According to a legend known to modern Blues fans, Robert Johnson was a young black man living on a plantation in rural Mississippi. Branded with a burning desire to become a great blues musician, he was instructed to take his guitar to a crossroad near Dockery's plantation at midnight. There he was met by a large black man (the Devil) who took the guitar from Johnson, tuned the guitar so that he could play anything that he wanted, and handed it back to him in return for his soul. Within less than a year's time, in exchange for his everlasting soul, Robert Johnson became the king of the Delta blues singers, able to play, sing, and create the greatest blues anyone had ever heard.
There's a scene in the movie "Black Snake Moan" with Samuel L. Jackson that demonstrates perfectly when most folks truly believe Robert Johnson sold his soul to the Devil, it was because of the affect his music had on people.
What happened? When Johnson played his guitar, people who were known for being sinless, saved, Christian, of the lord- in christ- started dancing seductively, sometimes stripping, pouring drinks on themselves, grinding on their partners....why? It had to be the Devil, it just had to be. Because what would turn good Christian folks out like that?
In this piece the Devil is played by a Black Woman, which perhaps is more accurate in the context of the Goddesses of Africa that can be invoked by musicians for musical knowledge. Hathor comes to mind.
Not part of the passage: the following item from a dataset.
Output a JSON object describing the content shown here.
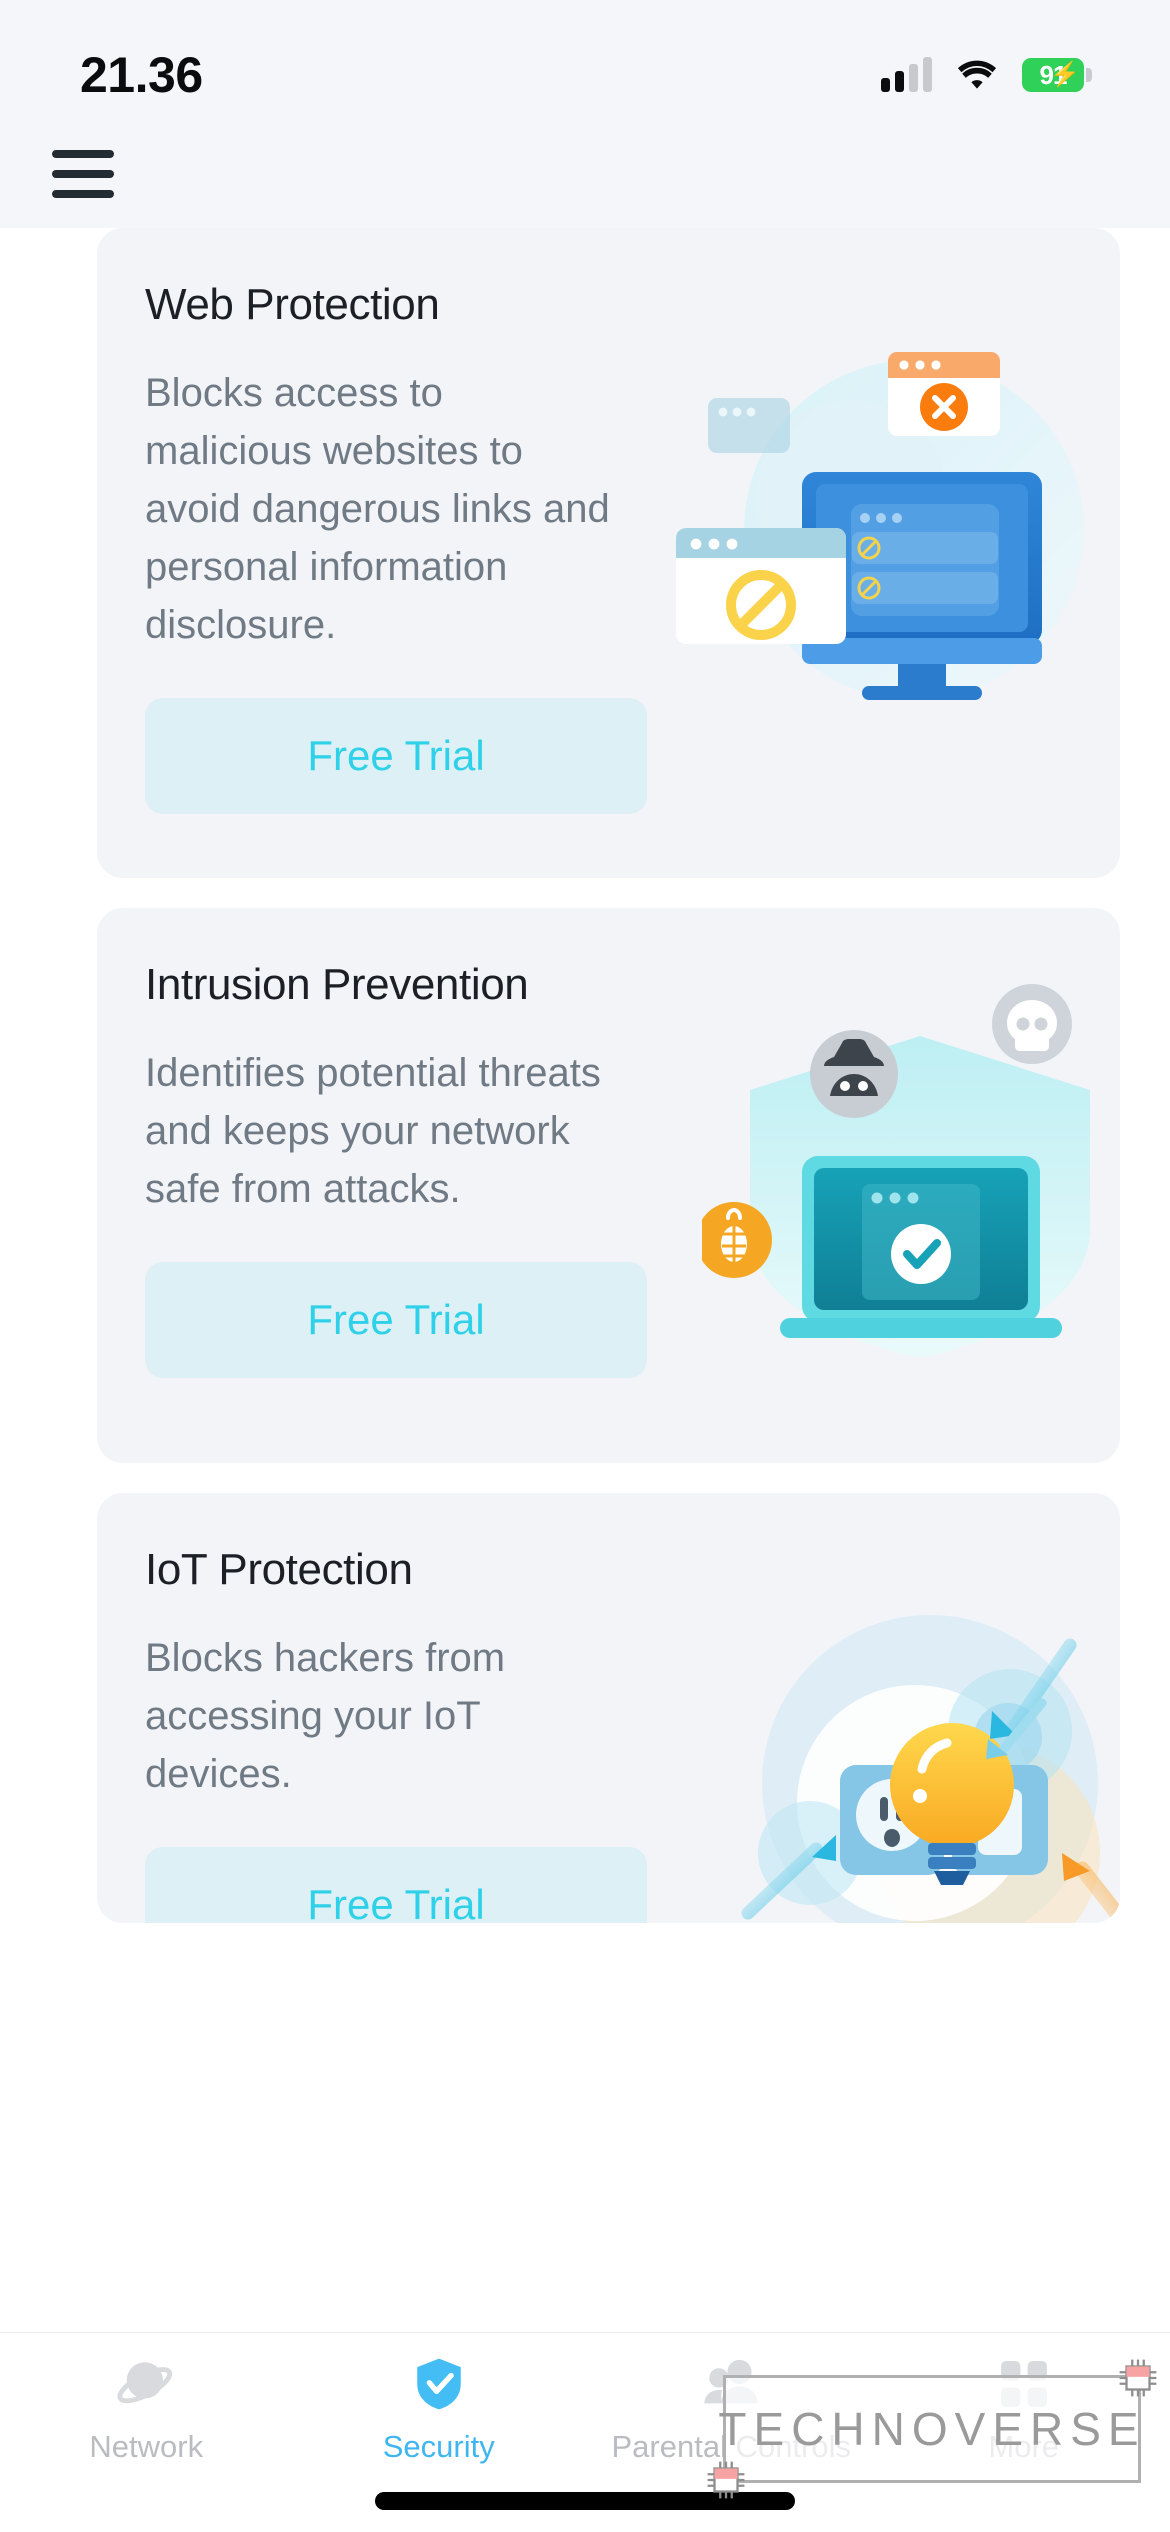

But it's this very spirit in blues and jazz that MJ tried to recapture in Thriller, and the unsuccessful "blood and the dance floor." Such does come from a Euro misunderstanding of African spirituality which to them has to do with the realm of Satan and the undead. But since the guitar is an African invention, and Africans are spiritual mediums, all our instruments were first used in ceremony to draw out and wake our Ancestors so they can come and meet with us.
It's not unknown for a white female to get possessed during a rock concert and start taking her clothes off, because this is what spirits do when they earn a new body. The strumming of a guitar is not very different from the strumming of the vocal chords, which is why most song writers find it easier to write by guitar, the tones blend well with the human voice. So the same science behind the "lion's roar" is found here as well, the vibrations of the strings manipulates dimensional barriers. The Universe is composed of vibrations anyway, and since the spirit world sits behind this sheet of reality any instrument that causes that sheet or fabric to flinch just enough for something to peek through is a good invocation instrument.
Here's some of the Gnawa Music Bro. BlackBird is speaking about.
I've learned also from other musicians that sometimes we will study the patterns of West African and Eastern music and use those melodies in hiphop and R&B, some of these rhythms are essential, because if we can't feel it, it's not a hit. Something in the chant of the lyrics or the chant of the music has to touch us.